1. Que o Alentejo pare com a importação de castas francesas. Já chega. Há mais vida para além da Syrah, do Petit Verdot, do Cabernet Sauvignon, do Viognier, do Sauvignon Blanc. Olhem para as poucas vinhas velhas que ainda vão sobrevivendo na região e repliquem as melhores variedades. Já nem precisam de adaptação. Recuperem o Castelão, a Tinta Grossa, o Moreto. Na era da “geração curiosa”, o consumidor procura vinhos diferentes, não boas imitações.

2. Que o Dão olhe para trás e aprenda com os seus tintos clássicos do século passado, para ver se perde a tentação recente de fazer vinhos com mais álcool, mais madeira e muito mais fruta de origem duvidosa. Os tempos até são favoráveis aos vinhos elegantes, finos e digestivos, que fazem a marca da região. Há boas excepções, claro, mas quase que se contam pelos dedos. É preciso dar mais tempo ao vinho, para depois se poder pedir mais dinheiro por ele. Já agora: concedam ao Alfrocheiro todas as honras possíveis, não apenas à Touriga Nacional, e não desistam de levar o Encruzado até ao olimpo, que a casta merece. E percam a vergonha com a Uva Cão, cuja acidez é uma bênção para os vinhos brancos.

3. Que a Bairrada acredite que o seu futuro passa mesmo por vender milhões de garrafas de espumante, com uvas locais, não compradas por vias travessas noutras regiões. E que os tintos e os brancos devem ser de nicho e pagos a bom preço. A Bairrada é uma espécie de “petit France”, sem queijo mas com um pouco de Champanhe, Borgonha e Bordéus.

4. Que Lisboa não emule o Alentejo e se deixe afrancesar de mais. Há grandes castas nacionais que podem fazer milagres junto ao Atlântico. Porquê Roussanne ou Viognier quando temos Arinto e Alvarinho?

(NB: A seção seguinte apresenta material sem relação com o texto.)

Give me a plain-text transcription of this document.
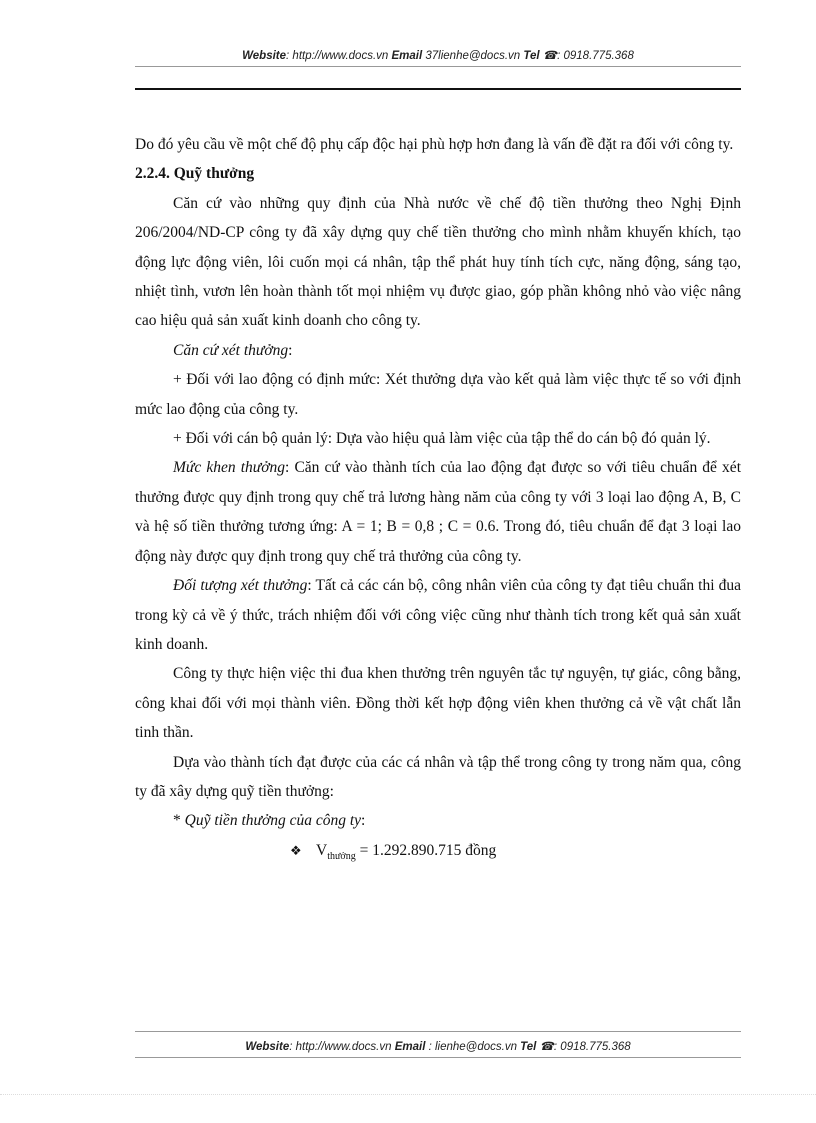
Website: http://www.docs.vn Email 37lienhe@docs.vn Tel ☎: 0918.775.368

Do đó yêu cầu về một chế độ phụ cấp độc hại phù hợp hơn đang là vấn đề đặt ra đối với công ty.

2.2.4. Quỹ thưởng

Căn cứ vào những quy định của Nhà nước về chế độ tiền thưởng theo Nghị Định 206/2004/ND-CP công ty đã xây dựng quy chế tiền thưởng cho mình nhằm khuyến khích, tạo động lực động viên, lôi cuốn mọi cá nhân, tập thể phát huy tính tích cực, năng động, sáng tạo, nhiệt tình, vươn lên hoàn thành tốt mọi nhiệm vụ được giao, góp phần không nhỏ vào việc nâng cao hiệu quả sản xuất kinh doanh cho công ty.

Căn cứ xét thưởng:

+ Đối với lao động có định mức: Xét thưởng dựa vào kết quả làm việc thực tế so với định mức lao động của công ty.

+ Đối với cán bộ quản lý: Dựa vào hiệu quả làm việc của tập thể do cán bộ đó quản lý.

Mức khen thưởng: Căn cứ vào thành tích của lao động đạt được so với tiêu chuẩn để xét thưởng được quy định trong quy chế trả lương hàng năm của công ty với 3 loại lao động A, B, C và hệ số tiền thưởng tương ứng: A = 1; B = 0,8 ; C = 0.6. Trong đó, tiêu chuẩn để đạt 3 loại lao động này được quy định trong quy chế trả thưởng của công ty.

Đối tượng xét thưởng: Tất cả các cán bộ, công nhân viên của công ty đạt tiêu chuẩn thi đua trong kỳ cả về ý thức, trách nhiệm đối với công việc cũng như thành tích trong kết quả sản xuất kinh doanh.

Công ty thực hiện việc thi đua khen thưởng trên nguyên tắc tự nguyện, tự giác, công bằng, công khai đối với mọi thành viên. Đồng thời kết hợp động viên khen thưởng cả về vật chất lẫn tinh thần.

Dựa vào thành tích đạt được của các cá nhân và tập thể trong công ty trong năm qua, công ty đã xây dựng quỹ tiền thưởng:

* Quỹ tiền thưởng của công ty:

❖ $V_{thưởng} = 1.292.890.715$ đồng

Website: http://www.docs.vn Email : lienhe@docs.vn Tel ☎: 0918.775.368
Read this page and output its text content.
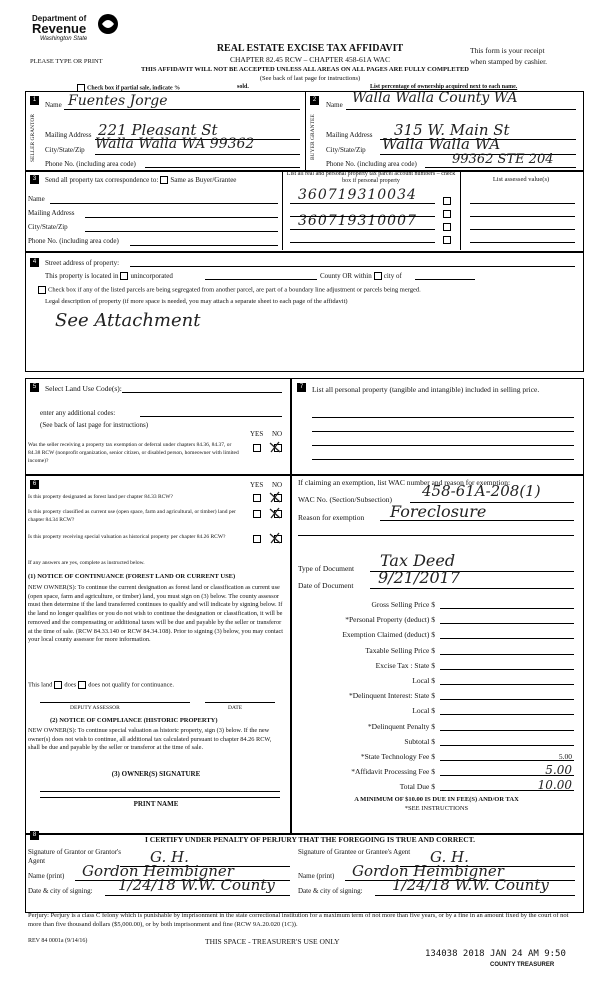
Department of
Revenue
Washington State
REAL ESTATE EXCISE TAX AFFIDAVIT
CHAPTER 82.45 RCW – CHAPTER 458-61A WAC
PLEASE TYPE OR PRINT
This form is your receipt
when stamped by cashier.
THIS AFFIDAVIT WILL NOT BE ACCEPTED UNLESS ALL AREAS ON ALL PAGES ARE FULLY COMPLETED
(See back of last page for instructions)
Check box if partial sale, indicate %	sold.	List percentage of ownership acquired next to each name.
1
SELLER GRANTOR
Name Fuentes Jorge
Mailing Address 221 Pleasant St
City/State/Zip Walla Walla WA 99362
Phone No. (including area code)
2
BUYER GRANTEE
Name Walla Walla County WA
Mailing Address 315 W. Main St
City/State/Zip Walla Walla WA
Phone No. (including area code)	99362 STE 204
3	Send all property tax correspondence to: Same as Buyer/Grantee
Name
Mailing Address
City/State/Zip
Phone No. (including area code)
List all real and personal property tax parcel account numbers – check box if personal property	List assessed value(s)
360719310034
360719310007
4	Street address of property:
This property is located in unincorporated	County OR within city of
Check box if any of the listed parcels are being segregated from another parcel, are part of a boundary line adjustment or parcels being merged.
Legal description of property (if more space is needed, you may attach a separate sheet to each page of the affidavit)
See Attachment
5	Select Land Use Code(s):
enter any additional codes:
(See back of last page for instructions)
YES NO
Was the seller receiving a property tax exemption or deferral under chapters 84.36, 84.37, or 84.38 RCW (nonprofit organization, senior citizen, or disabled person, homeowner with limited income)?
7	List all personal property (tangible and intangible) included in selling price.
6	YES NO
Is this property designated as forest land per chapter 84.33 RCW?
Is this property classified as current use (open space, farm and agricultural, or timber) land per chapter 84.34 RCW?
Is this property receiving special valuation as historical property per chapter 84.26 RCW?
If any answers are yes, complete as instructed below.
(1) NOTICE OF CONTINUANCE (FOREST LAND OR CURRENT USE)
NEW OWNER(S): To continue the current designation as forest land or classification as current use (open space, farm and agriculture, or timber) land, you must sign on (3) below. The county assessor must then determine if the land transferred continues to qualify and will indicate by signing below. If the land no longer qualifies or you do not wish to continue the designation or classification, it will be removed and the compensating or additional taxes will be due and payable by the seller or transferor at the time of sale. (RCW 84.33.140 or RCW 84.34.108). Prior to signing (3) below, you may contact your local county assessor for more information.
This land does does not qualify for continuance.
DEPUTY ASSESSOR	DATE
(2) NOTICE OF COMPLIANCE (HISTORIC PROPERTY)
NEW OWNER(S): To continue special valuation as historic property, sign (3) below. If the new owner(s) does not wish to continue, all additional tax calculated pursuant to chapter 84.26 RCW, shall be due and payable by the seller or transferor at the time of sale.
(3) OWNER(S) SIGNATURE
PRINT NAME
If claiming an exemption, list WAC number and reason for exemption:
WAC No. (Section/Subsection) 458-61A-208(1)
Reason for exemption Foreclosure
Type of Document Tax Deed
Date of Document 9/21/2017
Gross Selling Price $
*Personal Property (deduct) $
Exemption Claimed (deduct) $
Taxable Selling Price $
Excise Tax : State $
Local $
*Delinquent Interest: State $
Local $
*Delinquent Penalty $
Subtotal $
*State Technology Fee $	5.00
*Affidavit Processing Fee $	5.00
Total Due $	10.00
A MINIMUM OF $10.00 IS DUE IN FEE(S) AND/OR TAX
*SEE INSTRUCTIONS
8	I CERTIFY UNDER PENALTY OF PERJURY THAT THE FOREGOING IS TRUE AND CORRECT.
Signature of Grantor or Grantor's Agent	G. H.
Name (print) Gordon Heimbigner
Date & city of signing: 1/24/18 W.W. County
Signature of Grantee or Grantee's Agent	G. H.
Name (print) Gordon Heimbigner
Date & city of signing: 1/24/18 W.W. County
Perjury: Perjury is a class C felony which is punishable by imprisonment in the state correctional institution for a maximum term of not more than five years, or by a fine in an amount fixed by the court of not more than five thousand dollars ($5,000.00), or by both imprisonment and fine (RCW 9A.20.020 (1C)).
REV 84 0001a (9/14/16)	THIS SPACE - TREASURER'S USE ONLY
134038 2018 JAN 24 AM 9:50
COUNTY TREASURER
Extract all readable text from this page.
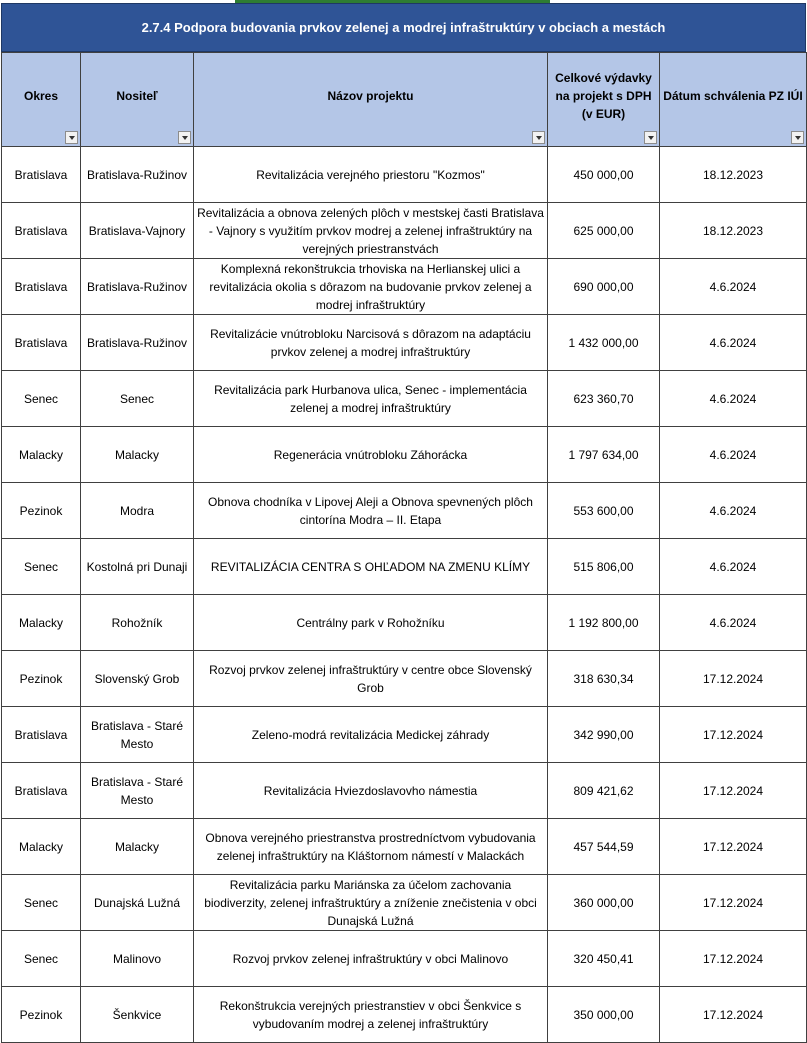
2.7.4 Podpora budovania prvkov zelenej a modrej infraštruktúry v obciach a mestách
Okres	Nositeľ	Názov projektu	Celkové výdavky na projekt s DPH (v EUR)	Dátum schválenia PZ IÚI

Bratislava	Bratislava-Ružinov	Revitalizácia verejného priestoru "Kozmos"	450 000,00	18.12.2023
Bratislava	Bratislava-Vajnory	Revitalizácia a obnova zelených plôch v mestskej časti Bratislava - Vajnory s využitím prvkov modrej a zelenej infraštruktúry na verejných priestranstvách	625 000,00	18.12.2023
Bratislava	Bratislava-Ružinov	Komplexná rekonštrukcia trhoviska na Herlianskej ulici a revitalizácia okolia s dôrazom na budovanie prvkov zelenej a modrej infraštruktúry	690 000,00	4.6.2024
Bratislava	Bratislava-Ružinov	Revitalizácie vnútrobloku Narcisová s dôrazom na adaptáciu prvkov zelenej a modrej infraštruktúry	1 432 000,00	4.6.2024
Senec	Senec	Revitalizácia park Hurbanova ulica, Senec - implementácia zelenej a modrej infraštruktúry	623 360,70	4.6.2024
Malacky	Malacky	Regenerácia vnútrobloku Záhorácka	1 797 634,00	4.6.2024
Pezinok	Modra	Obnova chodníka v Lipovej Aleji a Obnova spevnených plôch cintorína Modra – II. Etapa	553 600,00	4.6.2024
Senec	Kostolná pri Dunaji	REVITALIZÁCIA CENTRA S OHĽADOM NA ZMENU KLÍMY	515 806,00	4.6.2024
Malacky	Rohožník	Centrálny park v Rohožníku	1 192 800,00	4.6.2024
Pezinok	Slovenský Grob	Rozvoj prvkov zelenej infraštruktúry v centre obce Slovenský Grob	318 630,34	17.12.2024
Bratislava	Bratislava - Staré Mesto	Zeleno-modrá revitalizácia Medickej záhrady	342 990,00	17.12.2024
Bratislava	Bratislava - Staré Mesto	Revitalizácia Hviezdoslavovho námestia	809 421,62	17.12.2024
Malacky	Malacky	Obnova verejného priestranstva prostredníctvom vybudovania zelenej infraštruktúry na Kláštornom námestí v Malackách	457 544,59	17.12.2024
Senec	Dunajská Lužná	Revitalizácia parku Mariánska za účelom zachovania biodiverzity, zelenej infraštruktúry a zníženie znečistenia v obci Dunajská Lužná	360 000,00	17.12.2024
Senec	Malinovo	Rozvoj prvkov zelenej infraštruktúry v obci Malinovo	320 450,41	17.12.2024
Pezinok	Šenkvice	Rekonštrukcia verejných priestranstiev v obci Šenkvice s vybudovaním modrej a zelenej infraštruktúry	350 000,00	17.12.2024
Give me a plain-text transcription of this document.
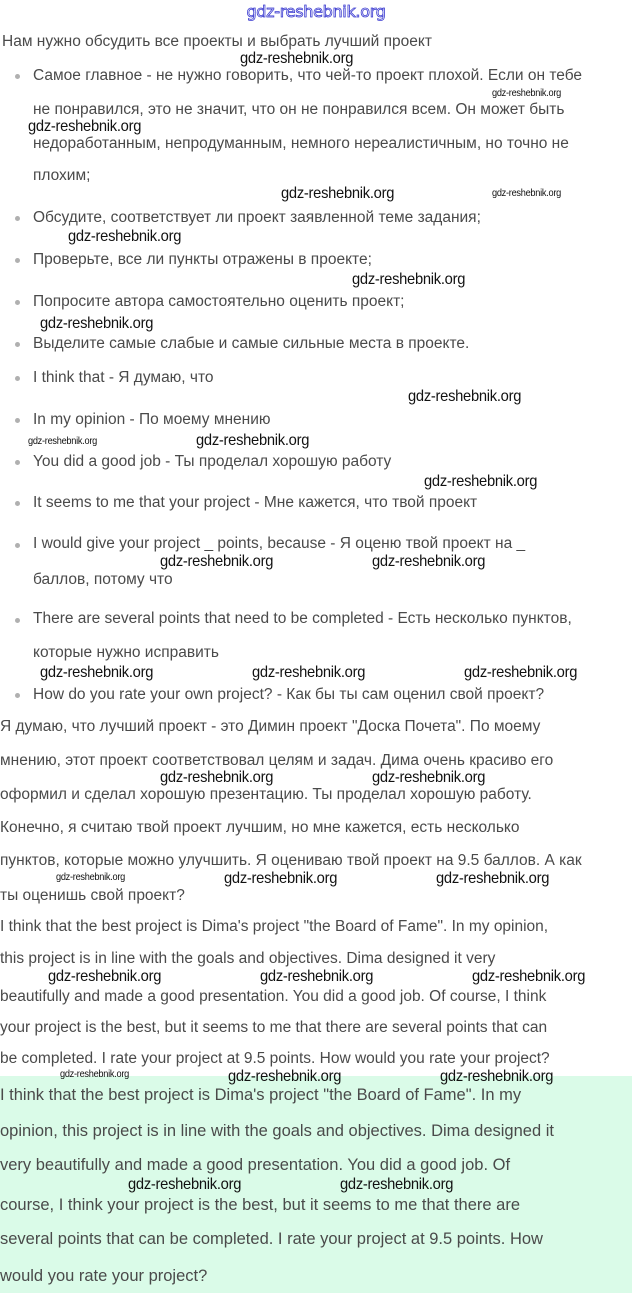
gdz-reshebnik.org
Нам нужно обсудить все проекты и выбрать лучший проект
Самое главное - не нужно говорить, что чей-то проект плохой. Если он тебе
не понравился, это не значит, что он не понравился всем. Он может быть
недоработанным, непродуманным, немного нереалистичным, но точно не
плохим;
Обсудите, соответствует ли проект заявленной теме задания;
Проверьте, все ли пункты отражены в проекте;
Попросите автора самостоятельно оценить проект;
Выделите самые слабые и самые сильные места в проекте.
I think that - Я думаю, что
In my opinion - По моему мнению
You did a good job - Ты проделал хорошую работу
It seems to me that your project - Мне кажется, что твой проект
I would give your project _ points, because - Я оценю твой проект на _
баллов, потому что
There are several points that need to be completed - Есть несколько пунктов,
которые нужно исправить
How do you rate your own project? - Как бы ты сам оценил свой проект?
Я думаю, что лучший проект - это Димин проект "Доска Почета". По моему
мнению, этот проект соответствовал целям и задач. Дима очень красиво его
оформил и сделал хорошую презентацию. Ты проделал хорошую работу.
Конечно, я считаю твой проект лучшим, но мне кажется, есть несколько
пунктов, которые можно улучшить. Я оцениваю твой проект на 9.5 баллов. А как
ты оценишь свой проект?
I think that the best project is Dima's project "the Board of Fame". In my opinion,
this project is in line with the goals and objectives. Dima designed it very
beautifully and made a good presentation. You did a good job. Of course, I think
your project is the best, but it seems to me that there are several points that can
be completed. I rate your project at 9.5 points. How would you rate your project?
I think that the best project is Dima's project "the Board of Fame". In my
opinion, this project is in line with the goals and objectives. Dima designed it
very beautifully and made a good presentation. You did a good job. Of
course, I think your project is the best, but it seems to me that there are
several points that can be completed. I rate your project at 9.5 points. How
would you rate your project?
gdz-reshebnik.org
gdz-reshebnik.org
gdz-reshebnik.org
gdz-reshebnik.org	gdz-reshebnik.org
gdz-reshebnik.org
gdz-reshebnik.org
gdz-reshebnik.org
gdz-reshebnik.org
gdz-reshebnik.org	gdz-reshebnik.org
gdz-reshebnik.org
gdz-reshebnik.org	gdz-reshebnik.org
gdz-reshebnik.org	gdz-reshebnik.org
gdz-reshebnik.org
gdz-reshebnik.org	gdz-reshebnik.org
gdz-reshebnik.org	gdz-reshebnik.org	gdz-reshebnik.org
gdz-reshebnik.org	gdz-reshebnik.org	gdz-reshebnik.org
gdz-reshebnik.org	gdz-reshebnik.org	gdz-reshebnik.org
gdz-reshebnik.org	gdz-reshebnik.org
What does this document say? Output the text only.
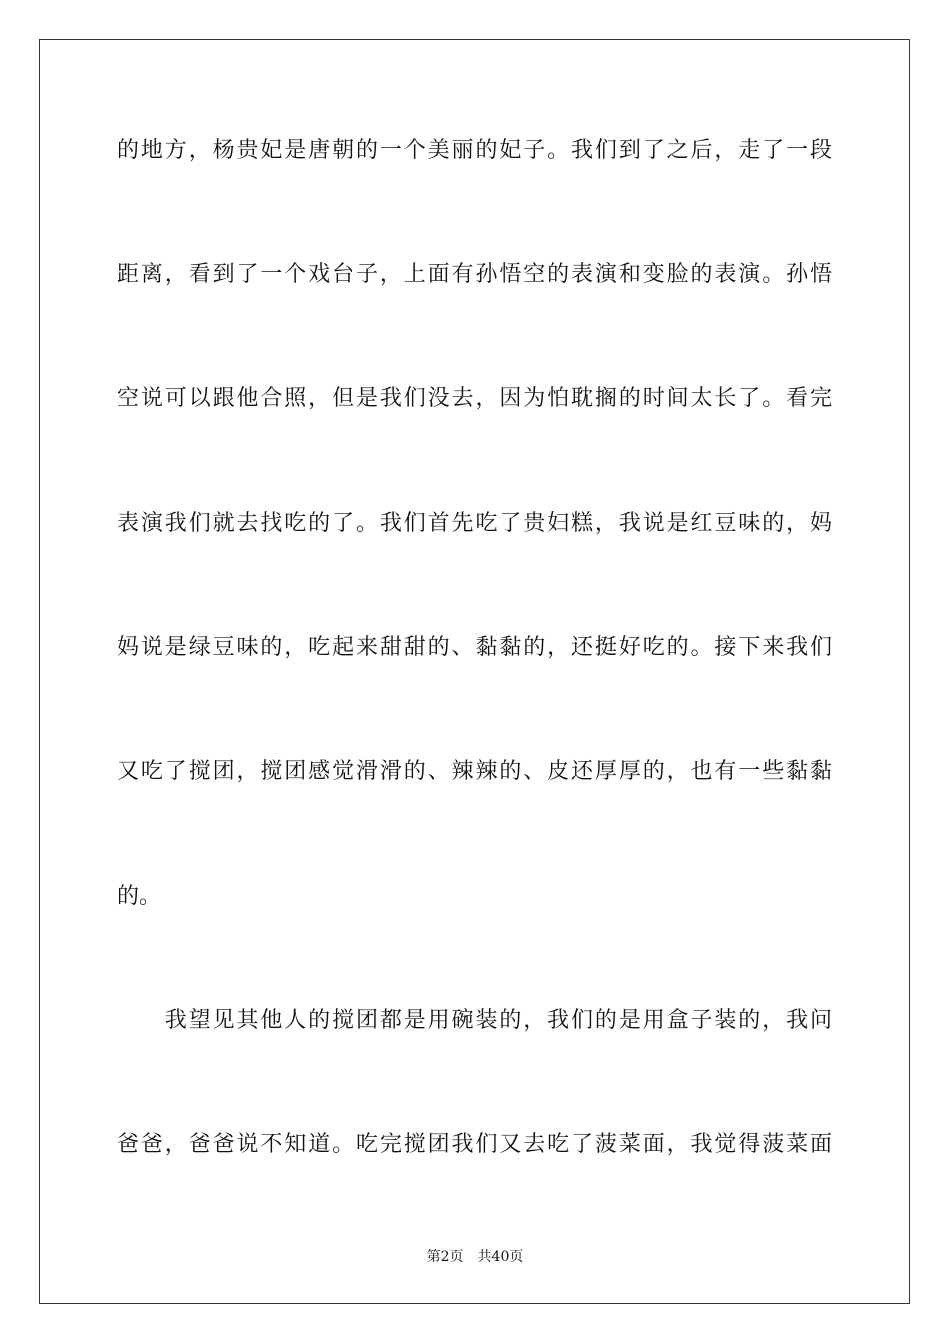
的地方，杨贵妃是唐朝的一个美丽的妃子。我们到了之后，走了一段
距离，看到了一个戏台子，上面有孙悟空的表演和变脸的表演。孙悟
空说可以跟他合照，但是我们没去，因为怕耽搁的时间太长了。看完
表演我们就去找吃的了。我们首先吃了贵妇糕，我说是红豆味的，妈
妈说是绿豆味的，吃起来甜甜的、黏黏的，还挺好吃的。接下来我们
又吃了搅团，搅团感觉滑滑的、辣辣的、皮还厚厚的，也有一些黏黏
的。
　　我望见其他人的搅团都是用碗装的，我们的是用盒子装的，我问
爸爸，爸爸说不知道。吃完搅团我们又去吃了菠菜面，我觉得菠菜面
第2页 共40页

5. Que o Douro, com a sua imensidão, se divida em pequenas sub-regiões, para potenciar ainda mais a sua enorme riqueza e diversidade; que passe a ser possível colocar nos rótulos o nome das localidades onde o vinho tem origem, como acontece em qualquer região francesa; que a certificação dos vinhos seja muito mais exigente, para não ser possível encontrar reservas e grandes reservas a preços de Champomy; que o Instituto dos Vinhos do Douro e do Porto deixe de ter um representante do Estado e passe a ser gerido por representantes do comércio e da produção, como nas outras regiões vitivinícolas; e, já agora, que as taxas pagas pelos viticultores para promoção sejam mesmo gastas em promoção e não desviadadas para os cofres do Tesouro.

6. Que o vinho do Porto deixe de ser remetido quase exclusivamente para o final das refeições, quando já se bebeu espumante, branco e tinto e um cálice de vinho doce e com 20% de álcool, muitas vezes acompanhado de queijo, é um verdadeiro tiro no fígado. Façam como os antigos e experimentem o prazer de beber vinho do Porto socialmente e fora das refeições.

7. Que o vinho Madeira fique um pouco mais barato, para que um número maior de portugueses possa desfrutar de um dos melhores vinhos do mundo.

8. Que a Touriga Nacional deixe de ser tão diabolizada por cá, quando no mundo ainda é uma desconhecida. Ficar na moda tem destes perigos, mas desdenhar de uma casta por ser demasiado boa, por marcar muito os vinhos, não é um bom argumento. Se for bem usada, de preferência em lote, a Touriga Nacional continua a ser uma das melhores castas nacionais, se não mesmo a melhor. Que outra é tão bem sucedida em tantas regiões do país? Se calhar, o seu problema é mesmo esse. O seu terroir é o Dão e o Douro.